Walau awalnya sulit dan mendapatkan penolakan, pendekatan ke warga lokal dan adat di dua pulau Waigeo sejak tahun 2016 itu membuahkan hasil. Rits dan timnya berhasil mengedukasi warga lokal dengan ekowisata birdwatching. Kini, hampir setiap minggu ada saja turis, khususnya mancanegara yang datang ke Waigeo dengan pendampingan penuh warga lokal.

"Jadi uang dari turis asing langsung masuk ke kantong warga. Lumayan, kalau birdwatching, untuk menyaksikan satu kepala Cenderawasih merah saja dapat 250 ribu. Itu turis sudah dapat pengalaman serasa di surga, karena hanya didamping satu pendamping, suasana syahdu di tengah hutan dan hening, dia bisa lihat semua kegiatan cenderawasih, mulai mengepakkan sayap dan lainnya, ekslusif hanya di Papua," ungkap Rits.

Selain paket birdwatching, ekowisata yang ditawarkan juga bisa dalam bentuk paket check list dengan paket 1,3 juta bisa dipandu warga lokal untuk melihat sebanyak mungkin burung endemik Papua. Sementara paket lain adalah untuk fotografer dengan tarif 300 ribu per hari.


Rits mengklaim upaya konservasi burung melalui ekowisata ini berhasil 80 hingga 90 persen. Dulu, pertama kali ia datang ke Raja Ampat, burung-burung hanya bisa ditemukan jauh di dalam hutan. Sekarang, burung endemik dan langka dari Raja Ampat mudah ditemukan di dalam kampung, di belakang rumah, bahkan di halaman rumah.

"Burung-burung hidup liar tanpa takut dijerat atau diburu. Karena warga lokal juga sekarang ikut menjaga karena bagi mereka menjaga burung bisa jadi sumber ekonomi. Selain jadi pemandu, rumah mereka juga disewakan jadi tempat menginap turis, jualan makanan juga bisa," kata Rits.

Tak hanya itu, melibatkan seluruh aparat keamanan setempat dan masyarakat lokal di beberapa Kepulauan Raja Ampat, Rits membentuk tim Spatial Monitoring And Reporting Tool (SMART) patrol yang melakukan pengawasan langsung area konservasi dari aktivitas perburuan satwa liar, khususnya burung atau pembalakan kayu ilegal lainnya.

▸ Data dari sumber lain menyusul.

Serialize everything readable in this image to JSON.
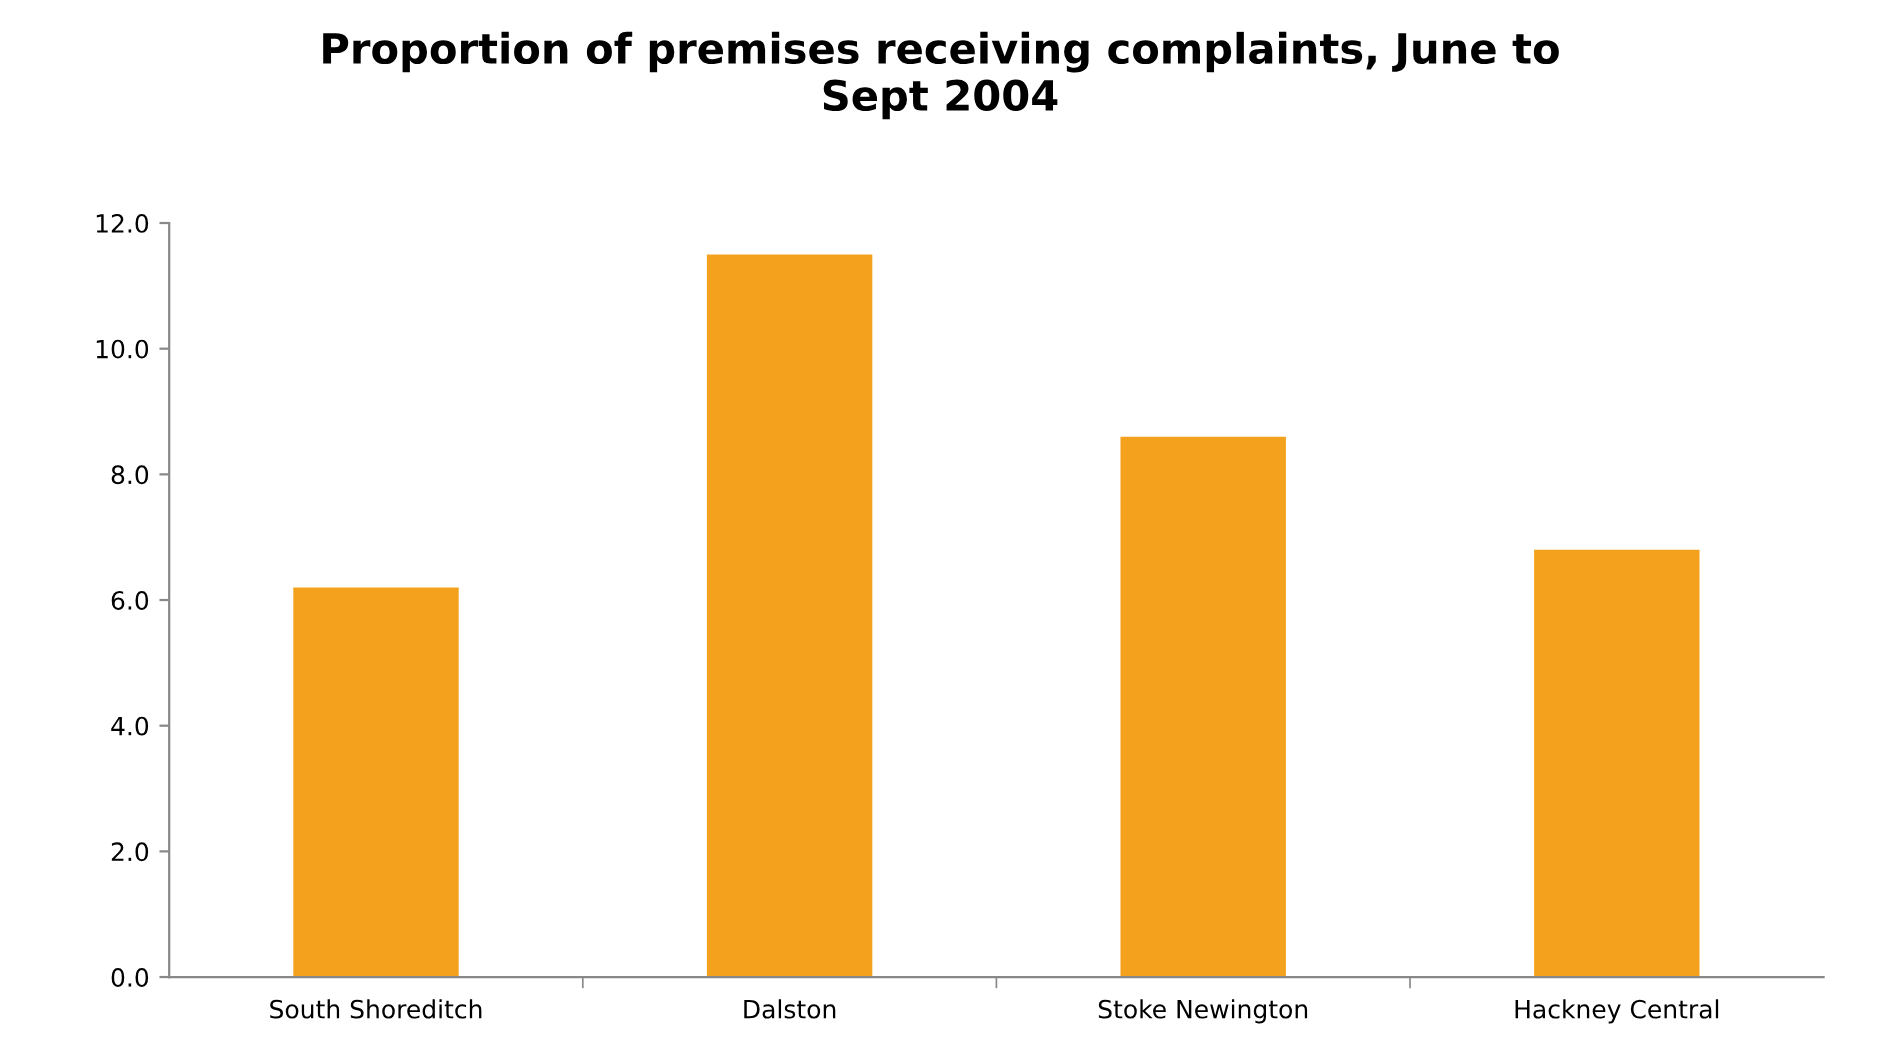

Berkat tim partoli yang rutin berkeliling setiap hari, beberapa pemburu liar berhasil diamankan. Kini sdah ada 80 anggota komunitas ekowisata dengan 32 pemandu asli Papua yang siap mengawal pendatang yang ingin menikmati kekayaan flora fauna endemik Papua.

Rits kemudian mengungkapkan waktu-waktu yang terbaik untuk birdwathing antara September hingga April. Pada masa-masa itu burung endemik Papua sedang mengalami breeding. Menurut Rits, ada sekitar 213 jenis burung di Papua, yang terbagi dari Cenderawasih sebanyak 9 jenis, dan 5 burung endemik Papua yang bisa menyegarkan mata.